こいつが死んだら贖罪値は俺に入るのか?そんな事を思いながら牢を出た。

翌日、ヘイアスと他二名は処刑された。


ちなみに贖罪値は入ってました。


——————————————————————————————————————


あと、映像を遠くに映す魔法も教えてもらった。

無属性魔法だ。中々興味深い。<錬成>のスキルで映像と音を送る媒体を作り、そこに魔法を発動させるのだ。事前に設置する必要があるのと魔力の大きさに関わらず繋がる距離が一定なのでものすごく遠くから発動させる事は出来ない。でも、同じ魔法を何人もの人間が発動し、電波等のように中継すれば遠くにも届くそうだ。戴冠式の中継はそうやったらしい。


まぁ、敵の屋敷に忍び込んで媒体を設置し、相手が油断してる目の前で映像出して絶望させる、みたいな使い方をしたいな。



そしてカリノフからの報酬も受け取った。ぶっちゃけ期待してなかったんだが。

貰ったのは最初にアレナ共和国を作った奴が使っていた武器だった。

長さは1m40cmほど。剣幅は20cmほどの剣だった。

なんとこの武器、鞭のようにしなるらしい。そして魔力で伸びる。細かいパーツに別れているのではなく一本の剣がグネグネ自分の意志で曲がるのだ。

また面白いモノを頂いてしまった…


「こんなアレナの宝を貰って良いんですか?」


「武器は使わなければ意味が無いだろ?それに、こんな武器を使いこなせるのは君しかいないだろう。この武器の持ち主は一歩も動かず目に映る者を殺しつくしたと聞く」


「高く売れそうですね…」


「使えよ!!」


「冗談ですよ。早速使い勝手を試します!」


想像に反してこの武器は凄い性能を秘めていた。

まず、武器のランクがド級だった。凄い。こんな武器はまともな奴なら扱いきれないな。

恐らく最初の持ち主も全然使いこなせていなかったと思われる。


これは自分の意志でどこまでも伸びる剣だった。しかも、どれだけ曲げても折れない。

剣を振るう必要も無く、ただ背中に背負っているだけで武器として動くのだ。

<魔断ち>を振って、背中から伸ばしたコレで遠くの敵を斬ったり敵を逃がさないよう包囲するなんて事が出来そうだ。自分を囲んで防御にも使える。
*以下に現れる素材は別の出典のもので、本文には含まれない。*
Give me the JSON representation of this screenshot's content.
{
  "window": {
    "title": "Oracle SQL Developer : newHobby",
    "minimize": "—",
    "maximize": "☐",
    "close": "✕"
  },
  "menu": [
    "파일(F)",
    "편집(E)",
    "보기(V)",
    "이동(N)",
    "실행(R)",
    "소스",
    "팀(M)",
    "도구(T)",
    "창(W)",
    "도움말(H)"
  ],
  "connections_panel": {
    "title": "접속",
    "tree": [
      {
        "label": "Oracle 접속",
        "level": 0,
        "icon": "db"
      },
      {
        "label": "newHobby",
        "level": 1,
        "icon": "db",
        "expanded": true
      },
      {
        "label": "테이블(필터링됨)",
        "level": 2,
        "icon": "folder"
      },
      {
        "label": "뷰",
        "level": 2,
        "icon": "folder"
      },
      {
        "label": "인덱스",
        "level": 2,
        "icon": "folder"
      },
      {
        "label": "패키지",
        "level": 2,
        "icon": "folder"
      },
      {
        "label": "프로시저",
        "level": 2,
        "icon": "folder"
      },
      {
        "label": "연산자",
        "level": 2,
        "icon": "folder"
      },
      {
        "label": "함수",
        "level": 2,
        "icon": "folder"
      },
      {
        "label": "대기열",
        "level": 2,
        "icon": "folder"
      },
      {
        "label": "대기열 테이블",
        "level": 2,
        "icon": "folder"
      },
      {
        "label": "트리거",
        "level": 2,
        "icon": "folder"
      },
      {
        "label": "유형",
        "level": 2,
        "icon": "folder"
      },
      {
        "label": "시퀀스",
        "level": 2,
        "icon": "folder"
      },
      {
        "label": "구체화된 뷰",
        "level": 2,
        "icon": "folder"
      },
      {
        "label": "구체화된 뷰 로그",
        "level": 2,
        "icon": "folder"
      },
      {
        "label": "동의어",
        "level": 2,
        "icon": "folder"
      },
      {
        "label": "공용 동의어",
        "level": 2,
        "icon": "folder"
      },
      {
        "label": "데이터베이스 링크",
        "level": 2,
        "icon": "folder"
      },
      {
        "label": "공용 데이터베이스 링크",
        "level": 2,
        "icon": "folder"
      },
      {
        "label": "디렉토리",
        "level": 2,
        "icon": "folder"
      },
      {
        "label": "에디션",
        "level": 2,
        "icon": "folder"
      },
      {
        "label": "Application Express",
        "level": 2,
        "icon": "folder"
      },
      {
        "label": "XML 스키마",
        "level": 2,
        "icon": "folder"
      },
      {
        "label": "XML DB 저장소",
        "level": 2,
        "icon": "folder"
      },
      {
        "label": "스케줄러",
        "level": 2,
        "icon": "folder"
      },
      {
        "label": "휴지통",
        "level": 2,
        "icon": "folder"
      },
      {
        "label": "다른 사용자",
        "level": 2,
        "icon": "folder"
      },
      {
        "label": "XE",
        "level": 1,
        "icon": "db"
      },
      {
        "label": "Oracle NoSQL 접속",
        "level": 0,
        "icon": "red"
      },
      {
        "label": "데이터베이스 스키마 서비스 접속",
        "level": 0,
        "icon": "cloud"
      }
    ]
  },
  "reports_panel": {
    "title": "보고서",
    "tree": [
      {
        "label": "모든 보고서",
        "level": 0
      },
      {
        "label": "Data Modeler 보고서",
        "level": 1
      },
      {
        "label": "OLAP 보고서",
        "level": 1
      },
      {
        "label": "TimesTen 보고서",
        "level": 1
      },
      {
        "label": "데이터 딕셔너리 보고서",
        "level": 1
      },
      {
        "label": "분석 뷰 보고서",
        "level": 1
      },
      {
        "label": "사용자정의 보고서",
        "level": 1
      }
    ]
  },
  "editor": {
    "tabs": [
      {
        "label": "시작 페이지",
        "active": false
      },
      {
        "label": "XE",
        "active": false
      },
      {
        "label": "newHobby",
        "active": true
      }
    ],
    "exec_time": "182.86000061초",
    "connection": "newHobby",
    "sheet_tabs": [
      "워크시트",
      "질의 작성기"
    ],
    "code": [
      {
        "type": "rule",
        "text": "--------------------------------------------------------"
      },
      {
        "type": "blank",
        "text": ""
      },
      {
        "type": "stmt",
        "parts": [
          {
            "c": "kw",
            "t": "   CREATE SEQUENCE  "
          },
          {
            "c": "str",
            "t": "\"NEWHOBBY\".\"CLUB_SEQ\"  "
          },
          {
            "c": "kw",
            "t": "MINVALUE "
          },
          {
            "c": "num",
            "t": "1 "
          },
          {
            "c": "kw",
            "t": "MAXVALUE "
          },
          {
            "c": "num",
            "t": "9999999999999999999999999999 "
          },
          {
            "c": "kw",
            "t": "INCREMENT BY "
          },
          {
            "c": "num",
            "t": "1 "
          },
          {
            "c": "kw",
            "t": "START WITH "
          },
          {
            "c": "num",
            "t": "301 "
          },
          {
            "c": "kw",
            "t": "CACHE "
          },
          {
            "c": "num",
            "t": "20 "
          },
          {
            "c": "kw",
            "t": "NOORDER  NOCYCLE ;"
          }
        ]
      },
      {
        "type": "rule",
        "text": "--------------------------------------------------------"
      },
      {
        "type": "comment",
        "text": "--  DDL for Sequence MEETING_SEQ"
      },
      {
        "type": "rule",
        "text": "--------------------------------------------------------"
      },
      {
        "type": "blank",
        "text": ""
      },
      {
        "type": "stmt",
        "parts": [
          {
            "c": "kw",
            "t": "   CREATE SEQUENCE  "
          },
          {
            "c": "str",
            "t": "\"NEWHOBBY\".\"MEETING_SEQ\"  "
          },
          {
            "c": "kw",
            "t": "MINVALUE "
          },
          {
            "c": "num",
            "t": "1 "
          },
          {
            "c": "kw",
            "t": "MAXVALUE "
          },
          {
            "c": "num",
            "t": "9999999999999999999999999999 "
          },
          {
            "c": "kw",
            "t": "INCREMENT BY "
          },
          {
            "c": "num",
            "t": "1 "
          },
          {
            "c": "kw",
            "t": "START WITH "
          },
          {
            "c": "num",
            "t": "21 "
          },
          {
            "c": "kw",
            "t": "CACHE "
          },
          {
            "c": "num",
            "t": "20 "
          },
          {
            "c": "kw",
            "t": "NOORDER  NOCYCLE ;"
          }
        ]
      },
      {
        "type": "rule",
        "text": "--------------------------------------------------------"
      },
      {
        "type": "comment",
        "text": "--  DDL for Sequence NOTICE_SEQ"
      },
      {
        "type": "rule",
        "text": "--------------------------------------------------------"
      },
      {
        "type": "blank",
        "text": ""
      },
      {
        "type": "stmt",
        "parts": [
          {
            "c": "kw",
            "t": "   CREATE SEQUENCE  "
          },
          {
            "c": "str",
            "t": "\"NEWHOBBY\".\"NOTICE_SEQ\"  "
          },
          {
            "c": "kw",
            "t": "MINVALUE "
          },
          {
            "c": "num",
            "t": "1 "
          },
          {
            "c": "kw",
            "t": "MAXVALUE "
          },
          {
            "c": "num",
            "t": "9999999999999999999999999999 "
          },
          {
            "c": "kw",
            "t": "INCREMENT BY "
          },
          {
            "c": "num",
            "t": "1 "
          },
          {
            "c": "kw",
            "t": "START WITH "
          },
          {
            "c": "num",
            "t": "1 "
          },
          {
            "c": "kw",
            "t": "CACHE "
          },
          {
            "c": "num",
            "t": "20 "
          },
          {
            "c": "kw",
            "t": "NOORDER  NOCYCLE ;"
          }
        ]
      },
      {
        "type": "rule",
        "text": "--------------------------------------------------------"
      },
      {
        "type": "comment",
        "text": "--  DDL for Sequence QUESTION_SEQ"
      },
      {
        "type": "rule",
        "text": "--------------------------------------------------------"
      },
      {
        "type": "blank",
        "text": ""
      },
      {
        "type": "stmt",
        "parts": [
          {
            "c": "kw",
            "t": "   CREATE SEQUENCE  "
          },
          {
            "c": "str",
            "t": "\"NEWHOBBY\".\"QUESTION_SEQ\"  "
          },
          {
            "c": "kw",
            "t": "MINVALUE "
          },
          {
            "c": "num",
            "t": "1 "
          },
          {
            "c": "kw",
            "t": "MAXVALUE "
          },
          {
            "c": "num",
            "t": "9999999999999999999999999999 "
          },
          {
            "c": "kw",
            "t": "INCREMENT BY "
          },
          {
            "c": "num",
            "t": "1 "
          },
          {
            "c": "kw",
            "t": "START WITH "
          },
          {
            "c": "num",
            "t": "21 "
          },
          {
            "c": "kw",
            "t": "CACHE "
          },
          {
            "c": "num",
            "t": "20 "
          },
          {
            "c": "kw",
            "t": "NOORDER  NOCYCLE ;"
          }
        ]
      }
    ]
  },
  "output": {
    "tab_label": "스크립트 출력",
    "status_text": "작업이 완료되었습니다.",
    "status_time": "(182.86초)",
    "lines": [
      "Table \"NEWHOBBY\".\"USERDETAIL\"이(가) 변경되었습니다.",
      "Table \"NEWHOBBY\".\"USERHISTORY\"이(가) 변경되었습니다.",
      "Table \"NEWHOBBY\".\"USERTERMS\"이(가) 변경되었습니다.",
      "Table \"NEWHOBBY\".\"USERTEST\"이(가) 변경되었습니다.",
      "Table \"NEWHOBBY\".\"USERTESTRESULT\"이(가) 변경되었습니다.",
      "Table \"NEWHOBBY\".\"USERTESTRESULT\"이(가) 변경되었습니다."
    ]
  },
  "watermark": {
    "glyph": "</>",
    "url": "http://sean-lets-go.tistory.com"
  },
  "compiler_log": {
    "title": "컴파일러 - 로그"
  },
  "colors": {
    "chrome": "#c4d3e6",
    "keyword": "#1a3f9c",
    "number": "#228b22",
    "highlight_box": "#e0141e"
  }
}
剣を伸ばす速さも自在だ。音もたてないので狙撃のように使う事も出来る。


今俺は剣の長さを40cm程にして背中に背負っている。鞘は抜かないので剣先の部分が空いている筒の様な変わった作りだ。

まだまだ応用出来そうなので戦いながら発見したい。


名前は既に失われたらしい。蛇みたいな剣だから<潜蛇(せんじゃ)>と名付けた。

蛇のように音も無く潜み獲物を狩るというイメージだ。



そんなこんなで日も経ち、俺たちは武封国に向けて出発する。

嫌がらせで最初の運び屋に仕事を頼んで武封国の入り口まで運んでもらう事にした。

グラジオラスの前には数えきれない程のヒトが俺たちの見送りに来た。


「では、武封国についたら私の知り合いであるカリムという男にこの手紙を渡してくれ。

君の実力をみれば力になってくれるだろう」


そう言ってカリノフが手紙をくれる。


「ありがとうございます。もし皇国に何か動きがあったらその人を通じて教えて下さいね」


「あぁ、分かった。この国の英雄は武封国でも大きな事を成し遂げると確信しているよ」


「暴れてやりますよ! シェリル。俺の言った通りお姫様になったな!」


「はい… 死ぬか奴隷として生きていくのだと絶望していたのに… 本当に貴方は私の勇者様です! 気が変わったらいつでも言って下さればゼロさんに嫁ぎます!」


「死んじゃうから。ダメ」


「はぅぅぅ… また振られました…」


「ちゃんとした男と結婚して跡取り作らなきゃダメでしょ… お姫様なんだから、国の為に頑張れよ!」


涙まじりに、しかし力強く「はい!」と返事をするシェリル。


「また会おう!」


そう言ってカリノフは俺に右手を伸ばした。俺もその手を握る。

ついこの前身につけた魔法でグラジオラス中に俺の声を響かせた。


「では皆さん!いってきます!!」


俺を引き止める声と感謝の声を聞きながら馬車に乗り込んだ。


これからこのアレナ共和国は周辺3国のリーダー的立ち位置として民衆の為の政治を長く続けていくのであった。